The word ‘sovereignty’ is one that has been much argued over in the last few years! Perhaps Peterborough needs to declare independence..?
At times like this, you can’t afford to be independent, can you? You need a little help from your friends. Everything’s happened so quickly, and I think what a lot of people don’t realise is that when announcements are made you still have to get it onto statute, got to get it through the House of Commons, got to have a second reading, then it’s got to have Royal Assent. I understand they’re going to try and do that all this week – normally it takes three months! People think because you made a statement a fortnight ago it’s all going to happen, but it needs legislation. It’s the same with the council; but we’re fortunate here as we have a cabinet, so cabinet members can take certain decisions, if it were a committee set-up it wouldn’t quite be so easy. We’ve been also granted permission to hold virtual meetings, which will speed up the process.
What’s your overall message to people just now?
My message has got to be: follow the rules and the advice. We all need to do that right now.
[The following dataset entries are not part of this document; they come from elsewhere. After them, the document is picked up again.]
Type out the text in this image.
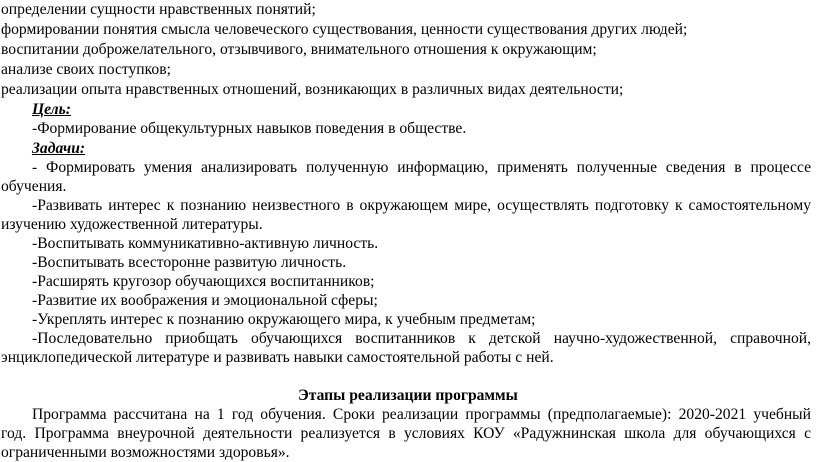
определении сущности нравственных понятий;
формировании понятия смысла человеческого существования, ценности существования других людей;
воспитании доброжелательного, отзывчивого, внимательного отношения к окружающим;
анализе своих поступков;
реализации опыта нравственных отношений, возникающих в различных видах деятельности;
Цель:
-Формирование общекультурных навыков поведения в обществе.
Задачи:
- Формировать умения анализировать полученную информацию, применять полученные сведения в процессе
обучения.
-Развивать интерес к познанию неизвестного в окружающем мире, осуществлять подготовку к самостоятельному
изучению художественной литературы.
-Воспитывать коммуникативно-активную личность.
-Воспитывать всесторонне развитую личность.
-Расширять кругозор обучающихся воспитанников;
-Развитие их воображения и эмоциональной сферы;
-Укреплять интерес к познанию окружающего мира, к учебным предметам;
-Последовательно приобщать обучающихся воспитанников к детской научно-художественной, справочной,
энциклопедической литературе и развивать навыки самостоятельной работы с ней.
Этапы реализации программы
Программа рассчитана на 1 год обучения. Сроки реализации программы (предполагаемые): 2020-2021 учебный
год. Программа внеурочной деятельности реализуется в условиях КОУ «Радужнинская школа для обучающихся с
ограниченными возможностями здоровья».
We’ve all seen the pictures of people clustered on beaches and all sorts of things, and it’s selfish – the health service can do without people not following the rules. And if you’ve got any problems, there are people out there who can help. People are going to be getting 80% of their wages if they’re not working, because if services can’t keep their staff during this, are they going to be there when it’s over? What’s more, are the companies going to be there? Are we going to have high unemployment? Are some of these shops ever going to open again? We have to follow the rules, because we’ve got to do our best to get through this as quickly as we can.